Author and tech commentator Cory Doctorow argues that the AI boom is not just a technological shift but a financial bubble that will devastate workers, markets and the broader economy unless checked.

Doctorow’s “Reverse Centaur” Warning on AI‑Driven Labor Exploitation

Doctorow coins the term “reverse centaur” to describe people forced to act as assistants to machines – from warehouse staff forced to urinate in bottles to meet algorithmic quotas, to lawyers checking AI‑generated legal precedents, to musicians covering AI‑made hits. He says the promise of AI is “AI is coming for your job, and it is coming for your kids’ jobs,” and that the technology is being weaponised by bosses to extract ever‑greater value from human labour.

The $1.4 trillion AI Investment Bubble and Its Potential Burst

  • Current AI‑related capital inflow: $1.4 trillion (up from $700 billion a year earlier).
  • Doctorow predicts the bubble could swell to $2.4 trillion before a correction.
  • Nine U.S. tech firms now represent 35 % of the total stock‑market valuation, insulating the market from external shocks but amplifying systemic risk.

Implications for Workers, Markets and the Tech‑Dominated Economy

The concentration of AI capital in a handful of firms means that any market correction will reverberate across global equities, as seen when the Iran war impacted European and Asian markets more than the U.S. because of tech dominance. For workers, the “reverse centaur” model threatens autonomy, wages and job security, turning humans into low‑paid overseers of autonomous systems.

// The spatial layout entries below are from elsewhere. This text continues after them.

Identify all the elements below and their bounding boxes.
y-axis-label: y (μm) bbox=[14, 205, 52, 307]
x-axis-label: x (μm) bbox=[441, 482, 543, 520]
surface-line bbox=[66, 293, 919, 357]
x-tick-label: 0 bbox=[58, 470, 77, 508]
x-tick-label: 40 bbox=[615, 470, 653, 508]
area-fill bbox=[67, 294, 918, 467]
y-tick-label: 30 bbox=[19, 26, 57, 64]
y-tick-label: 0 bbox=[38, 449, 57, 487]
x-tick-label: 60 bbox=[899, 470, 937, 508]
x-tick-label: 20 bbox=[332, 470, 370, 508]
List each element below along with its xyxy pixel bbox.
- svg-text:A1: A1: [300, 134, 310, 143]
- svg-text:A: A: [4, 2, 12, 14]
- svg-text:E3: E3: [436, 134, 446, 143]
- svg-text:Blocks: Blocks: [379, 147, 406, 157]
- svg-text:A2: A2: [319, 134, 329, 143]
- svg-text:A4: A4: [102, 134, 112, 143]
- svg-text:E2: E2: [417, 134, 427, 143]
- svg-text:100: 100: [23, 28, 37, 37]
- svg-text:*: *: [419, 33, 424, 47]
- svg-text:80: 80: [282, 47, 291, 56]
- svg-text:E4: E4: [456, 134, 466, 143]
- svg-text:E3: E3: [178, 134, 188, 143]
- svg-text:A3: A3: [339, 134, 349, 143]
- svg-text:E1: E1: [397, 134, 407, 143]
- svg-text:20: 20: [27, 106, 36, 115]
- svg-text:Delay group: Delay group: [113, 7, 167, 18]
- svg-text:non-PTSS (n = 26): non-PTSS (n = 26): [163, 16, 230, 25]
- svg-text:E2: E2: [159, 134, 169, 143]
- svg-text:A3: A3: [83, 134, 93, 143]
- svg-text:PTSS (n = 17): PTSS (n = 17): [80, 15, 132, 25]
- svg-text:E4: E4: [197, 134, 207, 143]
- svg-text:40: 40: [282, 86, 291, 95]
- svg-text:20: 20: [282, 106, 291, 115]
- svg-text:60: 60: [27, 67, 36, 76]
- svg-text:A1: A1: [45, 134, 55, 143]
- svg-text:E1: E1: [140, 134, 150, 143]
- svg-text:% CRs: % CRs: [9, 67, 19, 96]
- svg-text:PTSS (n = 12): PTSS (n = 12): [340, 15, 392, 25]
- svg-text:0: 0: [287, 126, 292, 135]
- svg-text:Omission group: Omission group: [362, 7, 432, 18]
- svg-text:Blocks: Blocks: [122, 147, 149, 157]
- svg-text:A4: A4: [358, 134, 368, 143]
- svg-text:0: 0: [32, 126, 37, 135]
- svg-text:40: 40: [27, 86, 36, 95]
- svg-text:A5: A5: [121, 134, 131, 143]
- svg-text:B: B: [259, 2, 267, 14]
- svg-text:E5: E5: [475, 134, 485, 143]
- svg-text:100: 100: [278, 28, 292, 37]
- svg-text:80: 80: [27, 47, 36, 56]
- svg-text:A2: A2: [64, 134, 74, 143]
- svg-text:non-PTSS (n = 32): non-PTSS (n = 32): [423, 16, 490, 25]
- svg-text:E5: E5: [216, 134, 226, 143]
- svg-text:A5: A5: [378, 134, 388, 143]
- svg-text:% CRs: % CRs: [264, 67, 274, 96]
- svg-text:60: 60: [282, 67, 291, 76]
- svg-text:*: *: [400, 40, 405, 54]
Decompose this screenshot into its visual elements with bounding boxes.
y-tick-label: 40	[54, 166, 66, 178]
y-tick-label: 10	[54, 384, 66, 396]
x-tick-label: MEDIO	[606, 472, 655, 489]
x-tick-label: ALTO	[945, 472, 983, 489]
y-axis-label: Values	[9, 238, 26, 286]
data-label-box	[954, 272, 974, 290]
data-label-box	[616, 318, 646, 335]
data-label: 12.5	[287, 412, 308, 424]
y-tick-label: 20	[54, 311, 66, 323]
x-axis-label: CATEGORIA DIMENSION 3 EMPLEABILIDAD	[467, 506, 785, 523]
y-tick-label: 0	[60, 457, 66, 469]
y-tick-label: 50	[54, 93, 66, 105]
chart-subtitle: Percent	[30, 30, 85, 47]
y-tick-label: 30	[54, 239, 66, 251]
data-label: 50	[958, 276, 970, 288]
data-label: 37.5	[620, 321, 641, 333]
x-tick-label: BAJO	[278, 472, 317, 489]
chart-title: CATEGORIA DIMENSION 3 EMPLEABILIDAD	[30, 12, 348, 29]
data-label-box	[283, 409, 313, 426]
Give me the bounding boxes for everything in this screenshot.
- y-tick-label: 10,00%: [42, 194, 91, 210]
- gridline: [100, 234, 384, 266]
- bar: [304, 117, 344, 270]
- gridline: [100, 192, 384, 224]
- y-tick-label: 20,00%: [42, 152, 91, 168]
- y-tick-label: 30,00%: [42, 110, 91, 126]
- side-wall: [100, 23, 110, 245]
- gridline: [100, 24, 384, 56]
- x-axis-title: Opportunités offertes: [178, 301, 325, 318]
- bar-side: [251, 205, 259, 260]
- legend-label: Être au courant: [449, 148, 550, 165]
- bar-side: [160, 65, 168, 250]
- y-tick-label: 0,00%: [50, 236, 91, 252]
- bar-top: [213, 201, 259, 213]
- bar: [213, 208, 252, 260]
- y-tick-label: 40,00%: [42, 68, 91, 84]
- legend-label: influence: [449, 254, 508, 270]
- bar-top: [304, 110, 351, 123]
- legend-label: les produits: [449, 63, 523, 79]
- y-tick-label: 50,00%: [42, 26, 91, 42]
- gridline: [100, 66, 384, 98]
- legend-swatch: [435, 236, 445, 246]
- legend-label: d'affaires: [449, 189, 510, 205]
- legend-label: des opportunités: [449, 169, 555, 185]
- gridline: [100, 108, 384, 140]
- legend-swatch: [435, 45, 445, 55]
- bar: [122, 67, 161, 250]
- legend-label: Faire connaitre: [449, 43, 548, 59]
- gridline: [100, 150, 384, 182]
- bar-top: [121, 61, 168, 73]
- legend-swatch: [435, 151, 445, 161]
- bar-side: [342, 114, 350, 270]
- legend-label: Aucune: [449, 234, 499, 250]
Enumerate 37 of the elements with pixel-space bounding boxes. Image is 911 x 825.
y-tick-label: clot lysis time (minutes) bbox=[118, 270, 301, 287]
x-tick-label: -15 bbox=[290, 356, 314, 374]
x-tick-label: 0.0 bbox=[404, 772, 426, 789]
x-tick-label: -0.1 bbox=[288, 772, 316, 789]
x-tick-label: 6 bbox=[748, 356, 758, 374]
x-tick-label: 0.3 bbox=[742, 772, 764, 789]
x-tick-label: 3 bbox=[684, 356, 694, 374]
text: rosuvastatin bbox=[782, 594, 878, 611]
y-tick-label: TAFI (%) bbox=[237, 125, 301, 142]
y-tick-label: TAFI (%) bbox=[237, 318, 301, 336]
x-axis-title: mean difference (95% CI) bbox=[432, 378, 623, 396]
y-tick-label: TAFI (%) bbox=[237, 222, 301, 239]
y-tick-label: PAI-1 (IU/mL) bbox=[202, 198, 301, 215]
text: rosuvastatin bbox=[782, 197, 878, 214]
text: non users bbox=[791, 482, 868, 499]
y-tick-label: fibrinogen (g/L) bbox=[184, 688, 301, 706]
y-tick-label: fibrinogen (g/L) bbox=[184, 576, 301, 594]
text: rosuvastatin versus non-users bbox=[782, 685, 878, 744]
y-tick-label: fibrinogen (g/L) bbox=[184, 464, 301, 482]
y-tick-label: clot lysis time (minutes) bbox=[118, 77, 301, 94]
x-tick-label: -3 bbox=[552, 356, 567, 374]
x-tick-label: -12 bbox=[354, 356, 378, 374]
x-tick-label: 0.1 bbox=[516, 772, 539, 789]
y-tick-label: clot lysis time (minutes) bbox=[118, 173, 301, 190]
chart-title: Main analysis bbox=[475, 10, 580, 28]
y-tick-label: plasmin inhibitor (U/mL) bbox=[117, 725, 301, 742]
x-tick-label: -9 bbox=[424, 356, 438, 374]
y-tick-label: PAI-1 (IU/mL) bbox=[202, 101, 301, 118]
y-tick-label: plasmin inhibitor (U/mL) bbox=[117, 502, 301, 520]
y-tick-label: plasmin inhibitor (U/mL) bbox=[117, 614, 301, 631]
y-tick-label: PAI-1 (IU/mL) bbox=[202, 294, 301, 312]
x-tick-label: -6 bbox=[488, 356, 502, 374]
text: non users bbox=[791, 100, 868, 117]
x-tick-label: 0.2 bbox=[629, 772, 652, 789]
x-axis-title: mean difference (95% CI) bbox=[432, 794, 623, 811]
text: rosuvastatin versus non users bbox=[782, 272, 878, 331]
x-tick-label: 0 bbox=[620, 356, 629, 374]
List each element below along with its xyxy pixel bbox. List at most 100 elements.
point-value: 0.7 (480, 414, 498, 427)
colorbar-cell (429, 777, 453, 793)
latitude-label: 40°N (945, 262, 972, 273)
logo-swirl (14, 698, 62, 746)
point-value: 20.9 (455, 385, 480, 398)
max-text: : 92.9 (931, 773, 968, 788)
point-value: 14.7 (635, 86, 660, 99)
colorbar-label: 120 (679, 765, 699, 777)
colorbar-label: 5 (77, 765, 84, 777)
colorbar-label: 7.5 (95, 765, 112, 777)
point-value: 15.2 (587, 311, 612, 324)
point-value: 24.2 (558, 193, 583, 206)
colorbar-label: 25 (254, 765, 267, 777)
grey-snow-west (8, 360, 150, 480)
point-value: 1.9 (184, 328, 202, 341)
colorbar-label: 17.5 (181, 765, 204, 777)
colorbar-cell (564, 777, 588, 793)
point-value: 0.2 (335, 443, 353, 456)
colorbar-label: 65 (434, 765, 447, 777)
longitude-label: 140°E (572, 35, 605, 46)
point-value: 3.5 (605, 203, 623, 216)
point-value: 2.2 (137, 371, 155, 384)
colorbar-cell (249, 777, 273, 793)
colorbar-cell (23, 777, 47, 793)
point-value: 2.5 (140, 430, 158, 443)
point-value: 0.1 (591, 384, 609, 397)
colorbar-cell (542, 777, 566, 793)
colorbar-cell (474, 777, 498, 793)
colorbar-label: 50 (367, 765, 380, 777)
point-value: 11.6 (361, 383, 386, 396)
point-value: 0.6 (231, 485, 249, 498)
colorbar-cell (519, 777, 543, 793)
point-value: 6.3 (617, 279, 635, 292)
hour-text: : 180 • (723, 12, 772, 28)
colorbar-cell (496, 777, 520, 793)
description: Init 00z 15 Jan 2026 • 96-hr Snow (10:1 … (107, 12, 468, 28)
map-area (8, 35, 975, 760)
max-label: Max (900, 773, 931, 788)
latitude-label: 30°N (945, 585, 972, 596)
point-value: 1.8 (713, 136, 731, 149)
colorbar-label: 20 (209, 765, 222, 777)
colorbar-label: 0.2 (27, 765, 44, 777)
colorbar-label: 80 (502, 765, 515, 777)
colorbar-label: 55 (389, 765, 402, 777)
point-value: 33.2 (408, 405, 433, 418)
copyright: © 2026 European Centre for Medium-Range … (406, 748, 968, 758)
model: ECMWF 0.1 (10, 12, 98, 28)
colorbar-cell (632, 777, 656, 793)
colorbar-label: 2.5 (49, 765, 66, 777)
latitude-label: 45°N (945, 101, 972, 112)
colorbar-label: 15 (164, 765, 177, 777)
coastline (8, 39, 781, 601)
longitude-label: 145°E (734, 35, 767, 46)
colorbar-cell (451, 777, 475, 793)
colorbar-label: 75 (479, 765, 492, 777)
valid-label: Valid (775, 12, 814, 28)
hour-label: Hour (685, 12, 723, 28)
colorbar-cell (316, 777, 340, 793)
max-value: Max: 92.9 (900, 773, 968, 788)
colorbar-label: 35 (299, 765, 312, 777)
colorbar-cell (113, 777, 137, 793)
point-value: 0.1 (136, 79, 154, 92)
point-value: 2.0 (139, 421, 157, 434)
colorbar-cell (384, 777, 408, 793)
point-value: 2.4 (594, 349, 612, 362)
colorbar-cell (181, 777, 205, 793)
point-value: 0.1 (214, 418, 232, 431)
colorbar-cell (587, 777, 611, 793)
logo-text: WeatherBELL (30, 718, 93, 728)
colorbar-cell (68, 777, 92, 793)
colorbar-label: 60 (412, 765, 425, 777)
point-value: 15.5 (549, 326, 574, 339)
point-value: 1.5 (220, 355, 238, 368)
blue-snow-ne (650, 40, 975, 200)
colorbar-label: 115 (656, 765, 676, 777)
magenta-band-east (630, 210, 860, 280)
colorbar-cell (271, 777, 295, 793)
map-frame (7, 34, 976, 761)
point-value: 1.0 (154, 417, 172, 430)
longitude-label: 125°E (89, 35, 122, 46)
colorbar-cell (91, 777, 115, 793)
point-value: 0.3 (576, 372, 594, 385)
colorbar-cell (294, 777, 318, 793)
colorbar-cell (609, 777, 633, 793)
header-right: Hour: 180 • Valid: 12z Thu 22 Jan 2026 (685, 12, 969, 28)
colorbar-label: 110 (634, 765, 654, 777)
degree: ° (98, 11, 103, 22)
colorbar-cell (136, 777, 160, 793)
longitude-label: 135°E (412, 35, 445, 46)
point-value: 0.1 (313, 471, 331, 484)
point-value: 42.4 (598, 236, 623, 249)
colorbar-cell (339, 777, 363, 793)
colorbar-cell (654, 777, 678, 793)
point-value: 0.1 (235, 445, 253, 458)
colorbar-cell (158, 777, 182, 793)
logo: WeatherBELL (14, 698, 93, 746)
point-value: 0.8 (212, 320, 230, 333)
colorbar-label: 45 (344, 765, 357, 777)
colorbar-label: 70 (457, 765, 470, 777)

What the Future Holds: Forecasts and Calls for Regulation

Doctorow cites two financial‑law principles: Stein’s Law (nothing can last forever) and Keynes’s observation that markets stay irrational longer than participants can stay solvent. He urges policymakers to curb speculative AI funding, enforce labour protections for “reverse centaurs,” and demand transparency from AI leaders like Elon Musk, Sam Altman and Dario Amodei before the bubble bursts.